If Spinoza, or some other philosopher, is quite popular now, it is because the diagrammatics of the system speak to the requirements of the Age. Plato’s rediscovery in the Renaissance was part of the productivity of the Renaissance. Ficino’s Plato, newly in translation, spoke to the political and ideational needs of the time, much as Arabic Aristotle did in the Middle Ages. When one looks to a philosopher who spreads epidemic across schools of thought, instead of rebelling out of sheer rejection of the “fashion”, if one truly objects, one should look to the reasons why the philosopher has such traction in that Age (why Spinoza now?), and then go about addressing that traction in even better ways. 
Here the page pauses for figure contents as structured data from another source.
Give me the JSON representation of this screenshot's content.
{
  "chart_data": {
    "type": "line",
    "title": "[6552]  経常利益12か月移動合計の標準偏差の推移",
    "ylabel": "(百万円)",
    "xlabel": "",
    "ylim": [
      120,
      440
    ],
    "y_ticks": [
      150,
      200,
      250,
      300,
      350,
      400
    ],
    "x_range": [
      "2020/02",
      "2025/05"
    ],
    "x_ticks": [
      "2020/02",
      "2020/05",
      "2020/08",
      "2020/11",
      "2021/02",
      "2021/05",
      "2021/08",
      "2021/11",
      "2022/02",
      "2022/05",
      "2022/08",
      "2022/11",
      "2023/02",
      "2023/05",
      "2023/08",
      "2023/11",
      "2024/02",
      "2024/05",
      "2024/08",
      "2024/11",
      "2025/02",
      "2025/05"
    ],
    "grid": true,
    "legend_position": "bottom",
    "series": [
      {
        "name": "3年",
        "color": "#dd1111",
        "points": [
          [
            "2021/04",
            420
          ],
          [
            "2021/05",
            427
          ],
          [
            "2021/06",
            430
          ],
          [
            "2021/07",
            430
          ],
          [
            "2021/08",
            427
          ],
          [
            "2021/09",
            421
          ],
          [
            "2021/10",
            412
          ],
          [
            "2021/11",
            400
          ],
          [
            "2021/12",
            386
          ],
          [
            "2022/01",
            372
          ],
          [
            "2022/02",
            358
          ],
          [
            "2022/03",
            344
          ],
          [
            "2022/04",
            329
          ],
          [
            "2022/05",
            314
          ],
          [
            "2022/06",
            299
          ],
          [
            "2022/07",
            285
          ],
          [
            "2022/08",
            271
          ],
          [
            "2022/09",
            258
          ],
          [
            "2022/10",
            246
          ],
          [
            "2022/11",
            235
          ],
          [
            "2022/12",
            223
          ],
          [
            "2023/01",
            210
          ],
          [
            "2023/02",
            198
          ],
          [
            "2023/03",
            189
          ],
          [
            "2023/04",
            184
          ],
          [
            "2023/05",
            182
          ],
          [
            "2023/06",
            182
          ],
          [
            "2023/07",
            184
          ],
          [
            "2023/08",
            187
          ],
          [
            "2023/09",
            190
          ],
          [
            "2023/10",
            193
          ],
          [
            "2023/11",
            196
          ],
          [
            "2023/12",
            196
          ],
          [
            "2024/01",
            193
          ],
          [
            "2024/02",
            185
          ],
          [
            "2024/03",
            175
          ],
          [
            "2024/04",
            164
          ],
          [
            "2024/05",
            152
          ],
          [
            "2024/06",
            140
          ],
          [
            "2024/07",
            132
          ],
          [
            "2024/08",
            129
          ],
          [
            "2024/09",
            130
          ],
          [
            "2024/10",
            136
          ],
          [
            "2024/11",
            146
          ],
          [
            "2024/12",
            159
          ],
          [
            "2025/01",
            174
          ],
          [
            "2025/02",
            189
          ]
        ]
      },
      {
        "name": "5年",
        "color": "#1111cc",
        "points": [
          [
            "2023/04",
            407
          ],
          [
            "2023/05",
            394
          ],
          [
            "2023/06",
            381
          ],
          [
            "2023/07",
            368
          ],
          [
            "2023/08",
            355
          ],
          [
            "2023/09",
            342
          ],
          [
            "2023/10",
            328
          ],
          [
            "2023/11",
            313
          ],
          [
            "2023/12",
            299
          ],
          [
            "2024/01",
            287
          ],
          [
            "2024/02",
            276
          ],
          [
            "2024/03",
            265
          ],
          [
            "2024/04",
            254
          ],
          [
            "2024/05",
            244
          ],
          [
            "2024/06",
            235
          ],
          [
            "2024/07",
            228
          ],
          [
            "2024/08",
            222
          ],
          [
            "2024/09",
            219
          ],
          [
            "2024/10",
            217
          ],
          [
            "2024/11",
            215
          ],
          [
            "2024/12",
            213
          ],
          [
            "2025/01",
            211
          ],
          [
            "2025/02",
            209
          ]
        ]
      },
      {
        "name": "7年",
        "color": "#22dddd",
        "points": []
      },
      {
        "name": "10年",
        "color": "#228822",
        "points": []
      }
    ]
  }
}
And lastly, if one is going to say something like, “Spinoza needs to be reversed!,” I’m unsure that it would be the case that such a lecture “doesn’t go over well” in the way that Graham seems to be suggesting. The “reversal” that he did suggest struck me as a rather over-simplicistic one. Instead of Spock we need passion (or a synthesis). Hmmm. As I’ved tried to point out, the life of Spinoza was not an unenriched life, one which in anyway seems to correspond to just what it is that Graham is attempting to reverse. It is rather an imcomprension on my part as to what it would mean to “reverse” Spinoza. One wonders, is Spinoza reversed if quantum mechanics are shown to be undetermined in the sense that he meant universal determination? I can’t say that this is the case. One could say that the deepest “reversal” of Spinoza occurred through Deleuze’s affect-rich, emotionally charged appr0priation of him (some people find not a hint of Spinoza remaining). Far from Canonizing Spinoza, Deleuze ripped him right off the alterpiece where he had been gathering much dust).

Aside from all this, I do believe that there is a Coldness in Spinoza, but I don’t think it is the Coldness of a life lived coldly, detachedly. It is, as Deleuze I believed, a Cold Wind. A Cold Wind is tremendously affective, it is bracing. If you are to “reverse” Spinoza, one would have to reverse his Cold Wind, the effect of reading him. And I’m not quite sure what that would fully mean. Is Antarctica really the reverse of a desert? Or the reverse of the Artic? Or the reverse of a well-stocked, leather-chaired library, a cozy fire, and a pipe? Thinking too much in binaries is the plague of philosophy (perhaps something we should reverse).